Across Iran, 7,645 buildings have been destroyed in the war, according to satellite damage assessments conducted by the Center for Conflict Ecology, a geospatial research laboratory at the University of Oregon. In Tehran alone, more than 1,200 buildings were destroyed, including military facilities.

But the destroyed buildings are only the visible part of the losses. Contamination in soil, water and debris is often slower to detect and difficult to quantify.

Antoine Kallab, a policy consultant and academic who has studied environmental damage in Lebanon, says the conflict is reshaping ecosystems. “Any active war that leads to displacement, where people are forced to leave their communities and farmland, definitely has an impact on the environment,” he says.

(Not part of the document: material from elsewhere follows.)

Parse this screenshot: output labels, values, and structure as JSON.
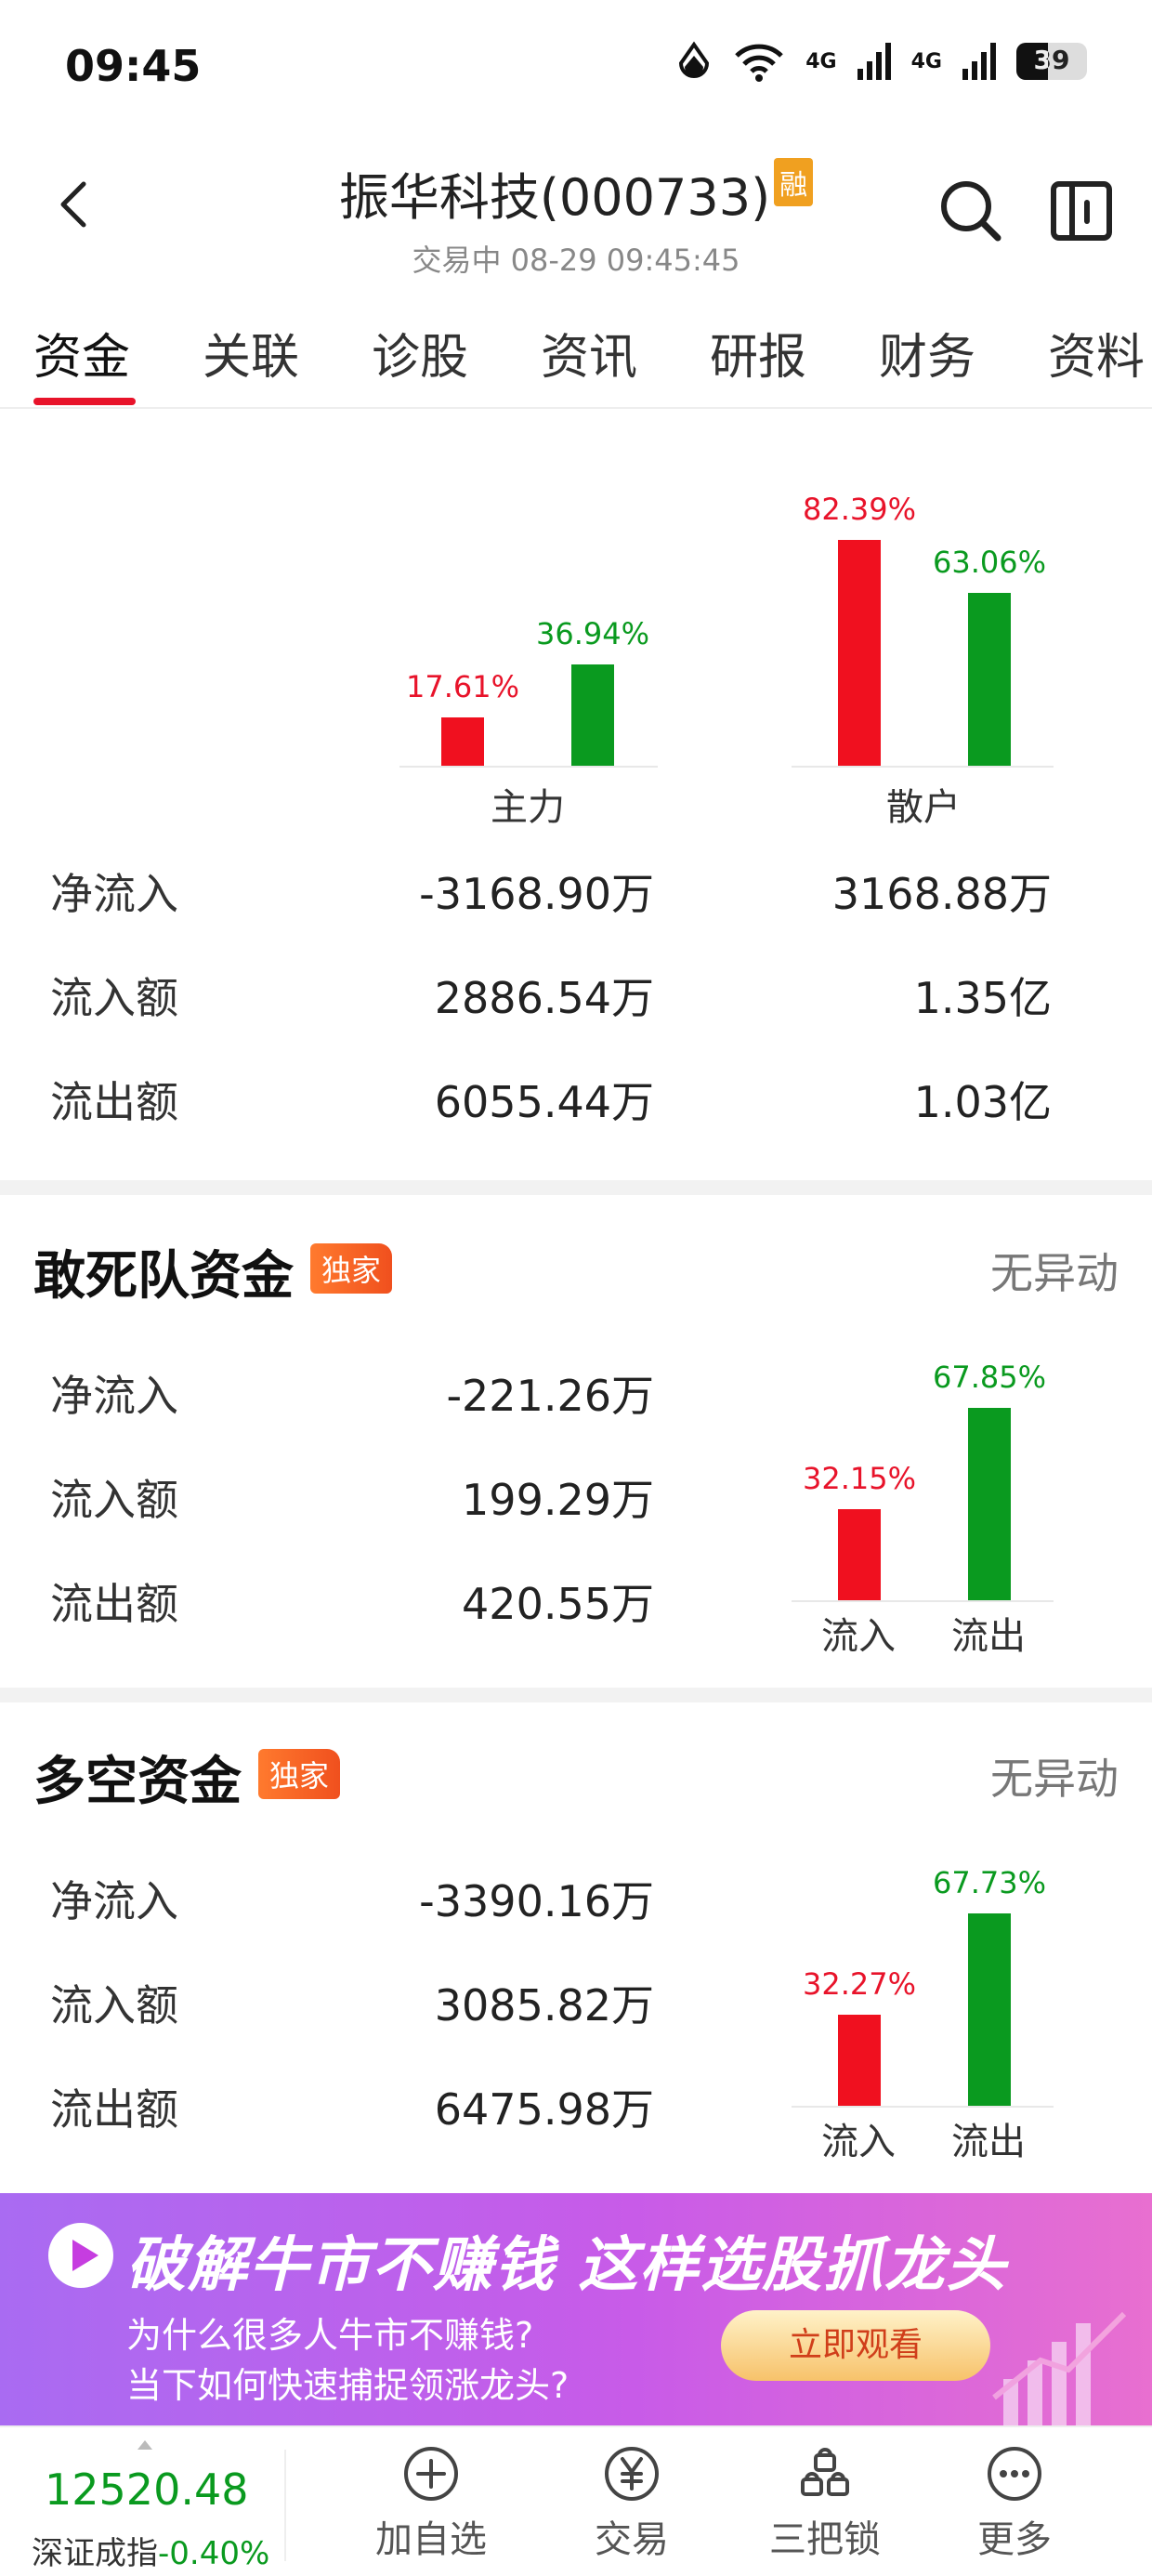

Damage to urban infrastructure can lead to long-term pollution, while debris and debris remain long after the smoke has disappeared. “Once a bomb explodes, it produces smoke that dissipates, but something remains as debris that contains toxic materials, and it can be very dangerous because it can mix with the soil, change its quality, or mix with the water.”

The scale is extreme. Lebanon produced between 15 and 20 million tons of rubble in just three months during the previous war with Israel in 2024, which is what the country will produce in about 20 years in peacetime, Kallab says.

The ruins are not inert. When buildings are bombed or bulldozed, debris can release plastics, solvents, insulating fibers, heavy metals, asbestos and other pollutants into the surrounding soil and water. Environmental losses are exacerbated when homes, roads, water networks and sewage systems collapse.